“Não bebo vinho rosé
porque rosa não é cor de macho!” OK, talvez essa seja uma formulação extrema e
especialmente babaca, mas a verdade é que ainda há uma certa rejeição do
público – mesmo considerando os apreciadores de vinhos! – para os injustiçados rosés.
Tem gente que acha que não é vinho “de verdade”, ou que não é “sério”. Besteira.

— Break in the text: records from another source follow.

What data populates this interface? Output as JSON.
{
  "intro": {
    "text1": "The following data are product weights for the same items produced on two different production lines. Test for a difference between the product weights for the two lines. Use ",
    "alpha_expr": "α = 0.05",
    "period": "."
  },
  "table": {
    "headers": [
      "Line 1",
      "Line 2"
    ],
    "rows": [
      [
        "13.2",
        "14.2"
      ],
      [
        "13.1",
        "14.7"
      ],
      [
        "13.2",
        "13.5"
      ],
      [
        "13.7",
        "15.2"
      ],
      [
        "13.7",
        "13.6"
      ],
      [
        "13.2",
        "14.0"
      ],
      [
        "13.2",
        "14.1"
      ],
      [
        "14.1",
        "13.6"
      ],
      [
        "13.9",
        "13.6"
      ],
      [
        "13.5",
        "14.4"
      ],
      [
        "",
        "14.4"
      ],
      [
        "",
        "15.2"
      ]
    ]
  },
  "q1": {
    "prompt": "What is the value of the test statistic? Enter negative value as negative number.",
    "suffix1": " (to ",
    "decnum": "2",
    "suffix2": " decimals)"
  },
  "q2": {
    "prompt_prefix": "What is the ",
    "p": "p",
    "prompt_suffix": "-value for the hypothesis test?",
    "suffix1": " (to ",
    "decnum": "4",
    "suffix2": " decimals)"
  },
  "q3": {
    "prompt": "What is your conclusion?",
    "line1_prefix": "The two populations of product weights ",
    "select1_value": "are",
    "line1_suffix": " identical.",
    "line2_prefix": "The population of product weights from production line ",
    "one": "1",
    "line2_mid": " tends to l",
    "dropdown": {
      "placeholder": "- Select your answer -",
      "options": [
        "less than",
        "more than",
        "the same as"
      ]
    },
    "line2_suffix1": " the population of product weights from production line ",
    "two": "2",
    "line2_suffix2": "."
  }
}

Os espumantes rosés podem ser tão sérios quanto quaisquer outros espumantes
brancos, e o mesmo vale para os vinhos rosés sem borbulhar. Portanto, se ainda
tiver algum preconceito, dispa-se dele e me acompanhe por uma degustação de
três bons espumantes rosés brasileiros, todos com ótimo custo-benefício!
O processo produtivo
Na segunda parte desta matéria sobre espumantes nacionais,
falamos sobre os diferentes métodos de produção de espumantes, mas não falamos
nada sobre sua coloração. É chegada a hora de fazê-lo. Algumas pessoas
acreditam que os espumantes rosés sejam obtidos por meio de uma mistura entre
vinhos brancos e tintos, um tipo de “gambiarra” usada pelas vinícolas para
obter uma coloração diferenciada. Alguns até podem ser cortes de uvas brancas e
uvas tintas. Mas não é isso que explica o processo e a coloração. Para entender
como um vinho pode chegar a ter essa coloração rosada, vamos primeiro repassar
o básico sobre a coloração dos vinhos.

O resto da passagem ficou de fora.